If I thought I needed to know everything, or even anything, to start doing things or buying things or building things I would have never even started.
I began woodworking with zero skills, experience, or knowledge. I was simply curious about working with my hands and building things from scratch. There are probably many others like me who started at home from zero, learned by making mistakes and slowly figured things out through experience.
Technically my first ever project was a wall shelf made from a pallet. I wanted to try some DIY and do it for free, I can’t remember where the idea came from but I guess I at least knew pallets could be free wood. I found a clean one at my workplace at the time and brought it home in an Uber. I had no tools, I had no idea what I was going to do.
I mentioned my ambitions to a colleague and he offered the use of his circular saw. I had never even used one before, nor knew how it worked! I actually struggled with the blade guard thinking it was like a cap to be removed before using the saw. In the alley behind my then apartment, I cut the ends off the pallet to make two two-level shelves. I screwed cheap brackets on them that I picked up at Home Depot – by hand, I did not have a drill – and when they were attached, I screwed them to a wall.
Boom – I had custom shelves, built with my own two hands and for less than $20. Sanding and finishing? Forget about it. I didn’t even know what they were. I had built something. I transformed one thing into another thing, that was useful, and looked cool (at the time), and had done something I never did before. It was satisfying simply to have an idea and follow through.
The next project was the bench. Read about it here. Take a look at my workshop (top) that I used to build the bench. Zero tools, some wood, in the kitchen.
After this my curiosity was piqued even more. I got a jigsaw and bought the cheapest handsaw and chisels I could, and some sandpaper. In comes the coffee table. This was a challenge, and a struggle. Designing, measuring, executing the steps required, finishing. The whole process was sloppy, I was clueless, our whole one-bedroom basement apartment was the workshop, but we got a coffee table.
This woodworking stuff is actually possible.

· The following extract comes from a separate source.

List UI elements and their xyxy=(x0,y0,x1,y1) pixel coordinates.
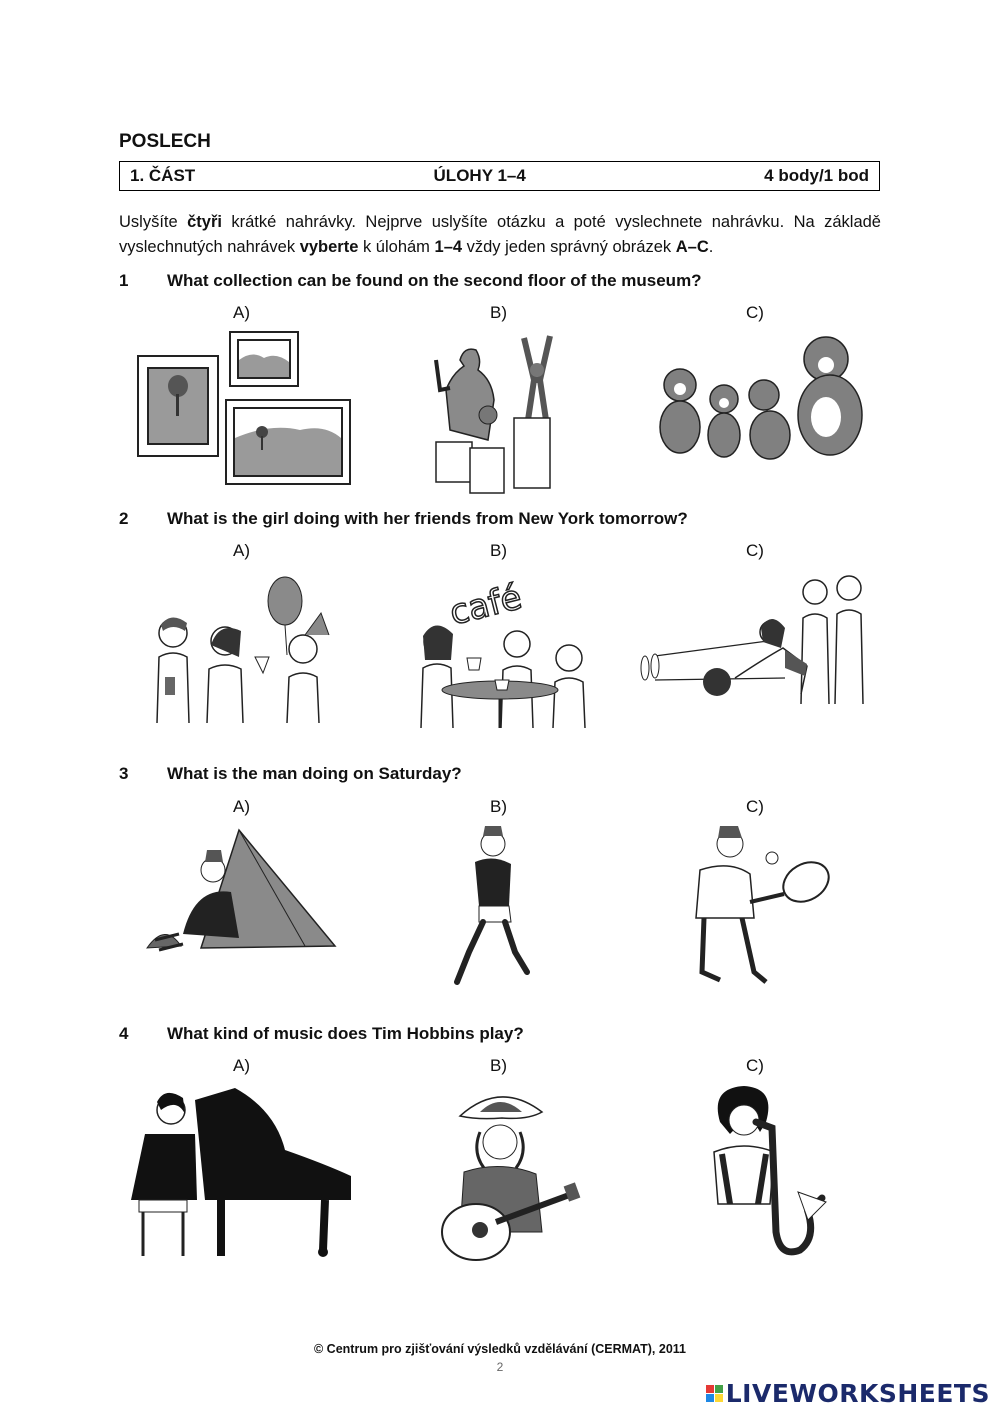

A couple of trips to the Toronto Tool Library and some failed projects with valuable lessons learned, off I go down the Youtube rabbit hole, finding makers and DIYers, believing machines ruled all.
Until I encountered twist and bow. I will never forget the Home Depot 2×2 that changed it all (it was supposed to be a simple side table). After this one, the question “how to make wood straight by hand” punched into Google sent me spiralling.
This was mind-blowing for me. Seriously, for some reason, this just hit me like a ton of bricks. The hand plane. So graceful, so exquisitely effective, peaceful, and elegant. This was everything I imagined woodworking to be.
No longer curious, now I’m hooked.
My first Bailey #3. Then the measuring and marking tools. Then the hoarding begins, scrambling to get my hands on any precious hand tools even remotely related to woodworking.
Over time, constantly just doing and learning and trying things, gaining some experience and skills slowly and at times painfully, challenging myself with each build. I managed to get my hands on some quality tools and began to grasp using them too. I began to understand the process and wood and get better at each stage each time.
If I thought I needed to know everything, or even anything, to start doing things or buying things or building things I would have never even started. I started small and simple and each experience moved me forward a little bit, or a lot.
There you have it. My step by step instruction on starting woodworking with no tools, space or experience. Just start. Get wood and do something. Then do the next thing. Find some momentum, learn, research, keep moving forward. Enjoy the process.
Anyone can start where you are with what you have. Looking back I’d say the two most important things I had (or didn’t) were no expectations and a willingness to try and fail. At this stage I’ve barely scratched the surface but I’m a lot further along than I was before I started, and I’d rather be here now than never have tried. At least now I have some tools, a small space and a little experience.